Mevrouw van Gent: Mijn eerste vraag is: bent u allochtoon?

Mevrouw Felter: Ik ben geen allochtoon. Ik ben een Nederlandse staatsburger. Ik ben een zwarte Nederlander.

Mevrouw van Gent: Ik vraag u dit, omdat wij het hier in het voorgesprek uitgebreid over hebben gehad. Toen zei u ook: Nederlandse staatsburger dan wel ingezetene. U vond dat het woord ‘allochtoon’ een negatief effect kan hebben, omdat mensen daarmee in een groep worden gedrukt. Ik zou het plezierig vinden als u dat toelicht.
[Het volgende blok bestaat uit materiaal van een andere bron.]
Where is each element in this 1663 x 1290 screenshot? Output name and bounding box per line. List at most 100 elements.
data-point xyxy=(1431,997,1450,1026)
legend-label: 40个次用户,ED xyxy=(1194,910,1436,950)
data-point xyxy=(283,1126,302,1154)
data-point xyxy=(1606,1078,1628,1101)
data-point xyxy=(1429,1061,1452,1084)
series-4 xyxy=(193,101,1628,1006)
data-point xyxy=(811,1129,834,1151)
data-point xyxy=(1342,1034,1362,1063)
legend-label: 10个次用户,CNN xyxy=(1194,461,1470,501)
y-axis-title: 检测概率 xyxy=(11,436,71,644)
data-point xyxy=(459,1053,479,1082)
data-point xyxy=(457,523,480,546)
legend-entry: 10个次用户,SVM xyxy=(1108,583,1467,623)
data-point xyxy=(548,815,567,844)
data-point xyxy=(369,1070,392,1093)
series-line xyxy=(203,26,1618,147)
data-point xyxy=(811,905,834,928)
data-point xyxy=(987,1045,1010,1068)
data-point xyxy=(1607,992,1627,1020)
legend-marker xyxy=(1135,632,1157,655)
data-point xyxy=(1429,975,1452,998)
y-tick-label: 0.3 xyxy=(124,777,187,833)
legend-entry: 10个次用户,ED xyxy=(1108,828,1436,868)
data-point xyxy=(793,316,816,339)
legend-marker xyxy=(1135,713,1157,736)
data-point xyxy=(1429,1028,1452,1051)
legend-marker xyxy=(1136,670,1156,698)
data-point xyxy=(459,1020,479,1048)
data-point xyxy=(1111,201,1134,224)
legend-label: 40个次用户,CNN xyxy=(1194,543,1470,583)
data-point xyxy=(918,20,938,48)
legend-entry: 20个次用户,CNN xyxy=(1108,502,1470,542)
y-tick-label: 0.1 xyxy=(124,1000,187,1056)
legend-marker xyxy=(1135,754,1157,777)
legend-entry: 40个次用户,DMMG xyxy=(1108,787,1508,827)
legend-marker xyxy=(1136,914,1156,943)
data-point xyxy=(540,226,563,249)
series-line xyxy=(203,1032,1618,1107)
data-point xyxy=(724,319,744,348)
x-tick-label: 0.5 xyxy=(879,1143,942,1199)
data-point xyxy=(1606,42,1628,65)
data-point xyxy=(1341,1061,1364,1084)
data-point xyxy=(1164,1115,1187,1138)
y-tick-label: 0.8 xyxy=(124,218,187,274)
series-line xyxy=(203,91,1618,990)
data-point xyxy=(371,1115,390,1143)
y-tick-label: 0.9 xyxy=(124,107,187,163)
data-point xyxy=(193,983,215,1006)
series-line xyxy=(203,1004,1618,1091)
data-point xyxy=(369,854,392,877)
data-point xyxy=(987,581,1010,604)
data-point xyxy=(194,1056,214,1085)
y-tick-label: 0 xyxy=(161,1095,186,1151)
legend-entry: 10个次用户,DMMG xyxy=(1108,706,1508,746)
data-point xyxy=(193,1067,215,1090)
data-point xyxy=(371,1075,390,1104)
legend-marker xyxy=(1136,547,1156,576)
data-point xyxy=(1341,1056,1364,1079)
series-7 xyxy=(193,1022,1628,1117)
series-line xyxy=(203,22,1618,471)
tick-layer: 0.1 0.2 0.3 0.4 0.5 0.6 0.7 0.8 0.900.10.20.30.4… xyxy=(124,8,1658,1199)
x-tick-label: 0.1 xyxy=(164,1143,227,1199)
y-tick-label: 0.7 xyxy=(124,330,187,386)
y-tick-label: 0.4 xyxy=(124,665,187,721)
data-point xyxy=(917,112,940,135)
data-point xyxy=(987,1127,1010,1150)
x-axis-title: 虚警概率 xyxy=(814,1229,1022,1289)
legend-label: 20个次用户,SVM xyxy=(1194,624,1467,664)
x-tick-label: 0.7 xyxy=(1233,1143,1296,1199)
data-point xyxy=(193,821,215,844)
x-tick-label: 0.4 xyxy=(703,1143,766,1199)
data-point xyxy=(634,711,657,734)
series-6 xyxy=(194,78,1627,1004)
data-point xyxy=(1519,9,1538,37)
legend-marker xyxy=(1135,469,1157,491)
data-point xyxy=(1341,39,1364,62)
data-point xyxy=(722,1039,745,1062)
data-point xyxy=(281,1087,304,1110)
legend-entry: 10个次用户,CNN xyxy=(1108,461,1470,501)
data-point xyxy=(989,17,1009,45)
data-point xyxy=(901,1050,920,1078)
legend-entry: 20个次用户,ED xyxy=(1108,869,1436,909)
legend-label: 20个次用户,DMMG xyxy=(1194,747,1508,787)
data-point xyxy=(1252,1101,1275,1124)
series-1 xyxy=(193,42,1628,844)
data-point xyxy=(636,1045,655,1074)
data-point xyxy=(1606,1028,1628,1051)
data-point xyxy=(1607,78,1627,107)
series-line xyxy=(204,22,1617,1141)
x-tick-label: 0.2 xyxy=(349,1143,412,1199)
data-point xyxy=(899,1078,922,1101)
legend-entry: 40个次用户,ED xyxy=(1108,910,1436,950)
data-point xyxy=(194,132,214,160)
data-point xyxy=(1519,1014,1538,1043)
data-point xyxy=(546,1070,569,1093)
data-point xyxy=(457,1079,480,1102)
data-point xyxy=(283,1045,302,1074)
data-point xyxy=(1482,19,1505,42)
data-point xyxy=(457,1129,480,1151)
Mevrouw Felter: ‘Allochtoon’ is in mijn visie een racistische term die mensen uitsluit. Ik ben een geboren Nederlander. Vanuit de koloniën kom ik hier. Toen ik hier kwam, was ik rijksgenoot. Die connotatie is veranderd naar ‘allochtoon’, heel negatief. ‘Allochtoon’ wil zeggen dat je niet van hier bent. Ik ben van hier, ik woon hier, ik participeer in en draag bij aan de samenleving. Ik zie niet in waarom ik niet van hier zou zijn … .

Source: Tweede Kamer (2003–2004: 241).

Ik smurf hier al vijftig jaar en ze zien me nog steeds als een allochsmurf. Semantisch gesmurf!

Source: Rubenl.nl [Ruben L. Oppenheimer], NRC Handelsblad, 1 March, 2008: 14.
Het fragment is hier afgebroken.